Remark by Citizen Triggers Coppen Criticism of IRB's Neglect of City's South Side
by Leo Coughlin
INDIAN ROCKS BEACH - A member of the City Commission has fired back after what certainly could be taken as a snide remark at the City Commission's budget hearing meeting September 5.
Ed Piniero, a former member of the commission, suggested at the session last Wednesday, not once but twice, that property owners south of Walsingham Road pay for the relocation of a sewer line that must be re-located by state order in the course of new drainage pipes that will be installed by the state Department of Transportation.
Jose Coppen, reacting to the implication of Piniero's remark, indicated that it was directed at him and where he lives.
The two have been rivals, ever since Coppen won the chairmanship of the Planning & Zoning Board and then during the time both were on the City Commission. Coppen was elected to a full two-year term in 2006 while Piniero was an also-ran and had to settle for a one-year term.
Then, to add insult to that injury, Piniero was thrown out of office last March when Bert Valery and Terry Hamilton-Wollin scored an upset and gained commission seats.
In fact, the infrastructure repairs that are going to be necessary are the responsibility of the city.
"This lays Piniero's divisive statement to rest," Coppen said.
This was the latest episode in a city where politics are red hot. In fact, it appears the re-election campaign by Mayor-Commissioner Bill Ockunzzi, with Nancy Obarsky as one of his chief helpers, has begun. He put out a clearly political e-mail that was widely distributed prior to last Wednesday's budget meeting.
Ironically, Coppen sticks pretty much to commissioner duties and does little politicking. Since his election in March, 2006, he has been hassled over one thing after another in the highly political atmosphere that had been created by Ockunzzi and his pals.
Coppen used Piniero's remark to focus on the different ways the city south of Walsingham is treated compared with the part that lies north of Walsingham.
"This provocation made my analyze the lack of attention past and present city governments have given to the residents in the south part of our city," Coppen said.
For example, Coppen said, "Whitehurst, our first beach access, has never been developed. It sits bare with no landscaping. While many of our beach accesses have received multiple improvements, this beach access has seen none."
Because nothing has been done to improve the Whitehurst access, this could be dangerous, Coppen said. "The fact that Whitehurst is unprotected by either seawall or dunes could easily cause significant erosion and damage to Gulf Bouleard should there be a storm surge."
He went on - "Whitehurst had been paid no attention until recently, when an over-eager developer from Indian Shores attempted to encumber our beach access for a condo structure and placed a construction fence that still stands eight feet into city property. The case has made it now in court even after some elected officials of IRB were sowing much confusion as to our ownership."

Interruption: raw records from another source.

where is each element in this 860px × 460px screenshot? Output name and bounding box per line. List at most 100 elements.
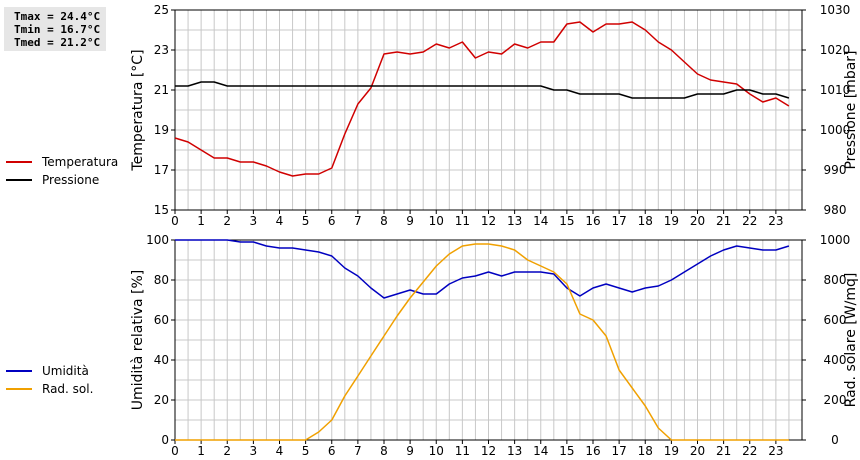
- legend-item-temperature: Temperatura: [6, 153, 118, 171]
- y-tick-label: 21: [154, 83, 169, 97]
- x-tick-label: 12: [481, 444, 496, 458]
- y-tick-label: 23: [154, 43, 169, 57]
- x-tick-label: 21: [716, 214, 731, 228]
- series-line-pressure: [175, 81, 790, 99]
- x-tick-label: 17: [611, 214, 626, 228]
- x-tick-label: 19: [664, 444, 679, 458]
- x-tick-label: 17: [611, 444, 626, 458]
- x-tick-label: 16: [585, 214, 600, 228]
- legend-label-pressure: Pressione: [42, 173, 100, 187]
- x-tick-label: 7: [354, 444, 362, 458]
- x-tick-label: 16: [585, 444, 600, 458]
- x-tick-label: 10: [429, 214, 444, 228]
- chart-panel-2: 0 1 2 3 4 5 6 7 8 9 10 11 12 13 14 15 16 17 18 19 20 21 22 2302…: [130, 233, 859, 458]
- legend-top: Temperatura Pressione: [6, 153, 118, 189]
- x-tick-label: 9: [406, 214, 414, 228]
- y2-tick-label: 1010: [820, 83, 851, 97]
- legend-item-solar: Rad. sol.: [6, 380, 93, 398]
- x-tick-label: 2: [223, 214, 231, 228]
- y2-tick-label: 0: [831, 433, 839, 447]
- x-tick-label: 14: [533, 444, 548, 458]
- x-tick-label: 11: [455, 214, 470, 228]
- legend-swatch-solar: [6, 388, 32, 390]
- x-tick-label: 5: [302, 214, 310, 228]
- x-tick-label: 23: [768, 214, 783, 228]
- y-tick-label: 15: [154, 203, 169, 217]
- x-tick-label: 6: [328, 214, 336, 228]
- x-tick-label: 13: [507, 444, 522, 458]
- y2-tick-label: 800: [824, 273, 847, 287]
- x-tick-label: 18: [638, 214, 653, 228]
- x-tick-label: 7: [354, 214, 362, 228]
- y-tick-label: 17: [154, 163, 169, 177]
- y-tick-label: 40: [154, 353, 169, 367]
- y-tick-label: 60: [154, 313, 169, 327]
- x-tick-label: 9: [406, 444, 414, 458]
- legend-label-solar: Rad. sol.: [42, 382, 94, 396]
- x-tick-label: 1: [197, 444, 205, 458]
- x-tick-label: 4: [276, 444, 284, 458]
- series-line-solar: [175, 243, 789, 441]
- x-tick-label: 20: [690, 444, 705, 458]
- tmax-label: Tmax = 24.4°C: [14, 10, 101, 23]
- legend-item-pressure: Pressione: [6, 171, 118, 189]
- y-tick-label: 80: [154, 273, 169, 287]
- series-line-temperature: [174, 21, 790, 177]
- legend-bottom: Umidità Rad. sol.: [6, 362, 93, 398]
- legend-item-humidity: Umidità: [6, 362, 93, 380]
- x-tick-label: 3: [250, 214, 258, 228]
- x-tick-label: 20: [690, 214, 705, 228]
- x-tick-label: 6: [328, 444, 336, 458]
- x-tick-label: 0: [171, 214, 179, 228]
- x-tick-label: 10: [429, 444, 444, 458]
- x-tick-label: 18: [638, 444, 653, 458]
- y2-axis-title: Pressione [mbar]: [843, 50, 859, 169]
- y2-tick-label: 1000: [820, 233, 851, 247]
- y-tick-label: 19: [154, 123, 169, 137]
- x-tick-label: 14: [533, 214, 548, 228]
- legend-swatch-pressure: [6, 179, 32, 181]
- x-tick-label: 0: [171, 444, 179, 458]
- x-tick-label: 12: [481, 214, 496, 228]
- y2-tick-label: 980: [824, 203, 847, 217]
- x-tick-label: 8: [380, 444, 388, 458]
- x-tick-label: 15: [559, 444, 574, 458]
- x-tick-label: 4: [276, 214, 284, 228]
- y-tick-label: 25: [154, 3, 169, 17]
- x-tick-label: 22: [742, 444, 757, 458]
- y-tick-label: 100: [146, 233, 169, 247]
- y2-tick-label: 600: [824, 313, 847, 327]
- x-tick-label: 22: [742, 214, 757, 228]
- y-tick-label: 20: [154, 393, 169, 407]
- legend-label-temperature: Temperatura: [42, 155, 119, 169]
- x-tick-label: 5: [302, 444, 310, 458]
- y2-tick-label: 990: [824, 163, 847, 177]
- y-axis-title: Umidità relativa [%]: [130, 270, 146, 411]
- tmin-label: Tmin = 16.7°C: [14, 23, 101, 36]
- y2-tick-label: 1030: [820, 3, 851, 17]
- y2-tick-label: 1000: [820, 123, 851, 137]
- chart-panel-1: 0 1 2 3 4 5 6 7 8 9 10 11 12 13 14 15 16 17 18 19 20 21 22 2315…: [130, 3, 859, 228]
- y2-tick-label: 400: [824, 353, 847, 367]
- y-axis-title: Temperatura [°C]: [130, 49, 146, 171]
- x-tick-label: 1: [197, 214, 205, 228]
- x-tick-label: 19: [664, 214, 679, 228]
- y-tick-label: 0: [161, 433, 169, 447]
- legend-label-humidity: Umidità: [42, 364, 89, 378]
- x-tick-label: 11: [455, 444, 470, 458]
- y2-tick-label: 200: [824, 393, 847, 407]
- y2-tick-label: 1020: [820, 43, 851, 57]
- x-tick-label: 3: [250, 444, 258, 458]
- x-tick-label: 8: [380, 214, 388, 228]
- legend-swatch-humidity: [6, 370, 32, 372]
- y2-axis-title: Rad. solare [W/mq]: [843, 273, 859, 408]
- legend-swatch-temperature: [6, 161, 32, 163]
- tmed-label: Tmed = 21.2°C: [14, 36, 101, 49]
- x-tick-label: 23: [768, 444, 783, 458]
- stats-box: Tmax = 24.4°C Tmin = 16.7°C Tmed = 21.2°…: [4, 7, 106, 51]
- x-tick-label: 13: [507, 214, 522, 228]
- x-tick-label: 2: [223, 444, 231, 458]
- x-tick-label: 21: [716, 444, 731, 458]
- x-tick-label: 15: [559, 214, 574, 228]
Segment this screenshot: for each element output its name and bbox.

The Whitehurst controversy has gone on for months with Ockunzzi at one point "massaging" a document submitted by one of the lawyers involved in the fracas.
South of Walsingham presents scenes described in blunt terms by Coppen.
"Proceed north along Gulf Boulevard and you'll see a desolate half-mile of road with a few cabbage palms, a couple of dilapidated benches but no pedestrian shelters and a dozen newsracks ready to litter the Intracoastal waterway at the first strong westerly wind. While residents pay the highest taxes per mile, Indian Rocks Beach disclaims responsibility with the excuse that Gulf Boulevard is a state road south of Walsingham," Coppen said.
Coppen also pointed out that in the region water collects after rainstorms because of improper drainage. "Tourists may wonder why this part of our beautiful beach city is in such neglect," he said.
"But," he said, "things improve once you go near Walsingham. There are well maintained beach accesses - so over-landscaped that the city is being cited for overdoing it and blocking access to a residence. We not only paid for the installation, we will have to pay now for its removal."
Coppen said there is extensive landscaping on public property north of Walsingham paid for by the city. "North of Walsingham," Coppen said, "the panorama improves considerably. For example, East Gulf Boulevard is adorned with palms and a landscaped median that some residents find a nuisance and a hazard."
The neglect even extends to the annual Christmas lights, Coppen said. "While the city north of Walsingham glitters, few lights are on the south side and none going to the city line with Indian Shores."